If cured properly, and you allowed the cure to equalize, then what you are looking at is oxidation. As long as you do not go above say 130ish*, the nitrite will still be in high enough concentration to prevent the bad bugs. Plus- the smoke has adhered to the surface of the meat and with anti-microbial properties.

Just me, but I prefer dry curing for cold smoking after many many hours of research and asking around. Much easier to dry the surface to form a pellicle on a dry cured piece of meat. And you definitely do not want wet meat when cold smoking.....
 
Thanks for replying guys. I used the dry cure method. weighed and applied rub by piece. Into a food saver vac bag (all pieces batched into the bag at this point) with most but not all the air removed so I could massage and manipulate the extracted fluids etc. Cured in the fridge for 14 days with turning the bag and fluids every third day or so.
Cold smoke for 6 hours. then uncovered in fridge for 24 hours. After that I had to bag everything as my wife was not impressed by the strong smoke smell in her garage fridge. lol. Bagged for a other 2 days in the fridge.

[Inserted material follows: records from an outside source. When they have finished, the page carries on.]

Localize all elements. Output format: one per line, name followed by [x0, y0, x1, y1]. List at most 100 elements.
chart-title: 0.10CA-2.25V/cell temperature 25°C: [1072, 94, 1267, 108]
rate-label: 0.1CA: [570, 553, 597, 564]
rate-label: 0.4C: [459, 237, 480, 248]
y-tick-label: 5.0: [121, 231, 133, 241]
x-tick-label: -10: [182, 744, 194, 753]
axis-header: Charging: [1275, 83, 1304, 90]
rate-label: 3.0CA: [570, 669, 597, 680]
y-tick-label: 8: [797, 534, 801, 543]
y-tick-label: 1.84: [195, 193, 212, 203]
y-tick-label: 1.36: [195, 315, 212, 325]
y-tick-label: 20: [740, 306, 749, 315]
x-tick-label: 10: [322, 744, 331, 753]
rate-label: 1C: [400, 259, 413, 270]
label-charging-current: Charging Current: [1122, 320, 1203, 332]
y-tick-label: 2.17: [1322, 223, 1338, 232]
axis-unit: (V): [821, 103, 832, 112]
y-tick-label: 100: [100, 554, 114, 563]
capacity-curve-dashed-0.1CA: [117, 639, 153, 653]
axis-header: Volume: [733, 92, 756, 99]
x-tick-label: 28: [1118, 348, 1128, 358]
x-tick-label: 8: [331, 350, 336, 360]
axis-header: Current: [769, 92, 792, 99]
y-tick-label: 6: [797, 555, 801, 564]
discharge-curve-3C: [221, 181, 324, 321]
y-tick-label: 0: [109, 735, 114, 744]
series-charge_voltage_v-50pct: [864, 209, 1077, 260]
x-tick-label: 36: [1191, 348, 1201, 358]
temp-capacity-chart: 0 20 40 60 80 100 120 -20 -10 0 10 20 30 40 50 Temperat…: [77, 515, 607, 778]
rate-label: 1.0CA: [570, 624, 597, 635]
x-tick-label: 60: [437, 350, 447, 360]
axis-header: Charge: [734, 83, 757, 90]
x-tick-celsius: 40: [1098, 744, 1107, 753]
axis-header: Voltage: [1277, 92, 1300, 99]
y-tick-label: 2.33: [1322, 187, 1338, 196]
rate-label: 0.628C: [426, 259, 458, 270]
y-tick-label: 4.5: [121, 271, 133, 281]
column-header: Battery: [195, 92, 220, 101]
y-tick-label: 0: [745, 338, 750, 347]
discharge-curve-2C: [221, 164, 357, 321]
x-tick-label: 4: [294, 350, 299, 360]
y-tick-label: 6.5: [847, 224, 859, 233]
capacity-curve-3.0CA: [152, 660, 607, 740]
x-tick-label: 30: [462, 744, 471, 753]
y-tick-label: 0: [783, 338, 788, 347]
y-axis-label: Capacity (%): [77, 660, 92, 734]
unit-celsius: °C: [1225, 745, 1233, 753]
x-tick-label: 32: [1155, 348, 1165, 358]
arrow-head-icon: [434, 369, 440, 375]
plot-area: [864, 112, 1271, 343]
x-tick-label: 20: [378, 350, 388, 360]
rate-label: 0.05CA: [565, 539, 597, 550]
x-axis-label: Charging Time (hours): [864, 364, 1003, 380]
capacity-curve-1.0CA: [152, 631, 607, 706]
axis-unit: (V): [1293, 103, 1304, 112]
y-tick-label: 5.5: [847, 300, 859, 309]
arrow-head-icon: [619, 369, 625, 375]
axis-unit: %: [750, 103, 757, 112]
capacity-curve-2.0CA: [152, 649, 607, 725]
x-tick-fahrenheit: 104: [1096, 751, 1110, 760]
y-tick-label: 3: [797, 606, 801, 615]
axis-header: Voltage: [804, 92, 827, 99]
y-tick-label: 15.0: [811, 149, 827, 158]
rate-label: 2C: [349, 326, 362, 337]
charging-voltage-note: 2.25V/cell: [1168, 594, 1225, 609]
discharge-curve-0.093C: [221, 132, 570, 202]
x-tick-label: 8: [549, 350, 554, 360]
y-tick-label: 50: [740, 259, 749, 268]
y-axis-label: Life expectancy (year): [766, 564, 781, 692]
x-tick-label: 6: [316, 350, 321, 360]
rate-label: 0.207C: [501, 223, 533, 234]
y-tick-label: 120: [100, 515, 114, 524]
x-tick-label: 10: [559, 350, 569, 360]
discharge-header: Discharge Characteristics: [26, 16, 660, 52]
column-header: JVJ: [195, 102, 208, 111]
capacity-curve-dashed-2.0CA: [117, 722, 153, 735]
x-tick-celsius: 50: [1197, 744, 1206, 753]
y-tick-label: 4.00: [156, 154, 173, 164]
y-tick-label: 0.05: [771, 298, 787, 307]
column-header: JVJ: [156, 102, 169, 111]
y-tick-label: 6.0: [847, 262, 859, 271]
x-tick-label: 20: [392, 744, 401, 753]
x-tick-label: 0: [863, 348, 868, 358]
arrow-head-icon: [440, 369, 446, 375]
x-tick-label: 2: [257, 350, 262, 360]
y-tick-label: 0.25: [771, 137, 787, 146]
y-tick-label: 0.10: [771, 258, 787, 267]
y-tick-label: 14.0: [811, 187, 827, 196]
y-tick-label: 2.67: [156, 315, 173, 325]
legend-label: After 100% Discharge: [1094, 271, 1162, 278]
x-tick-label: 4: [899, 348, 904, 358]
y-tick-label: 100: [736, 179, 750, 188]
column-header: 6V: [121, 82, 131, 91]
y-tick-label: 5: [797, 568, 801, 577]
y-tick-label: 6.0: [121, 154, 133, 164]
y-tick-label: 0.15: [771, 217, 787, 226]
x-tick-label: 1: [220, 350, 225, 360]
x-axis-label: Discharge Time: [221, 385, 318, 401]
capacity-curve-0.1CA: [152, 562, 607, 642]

This is how I cured and smoked this batch.


I have cured a ton of back bacon using leaner loin pieces using this exact method, but have always smoked it to about 130-140deg. It seems like adding the heat to the smoking process you get the nice golden reddish color.

I wanted to try something different with this buckboard bacon so was just checking in to see what the consensus is.

Thanks again for the replys guys and if you see a hole in my process please shoot away. I appreciate any feedback.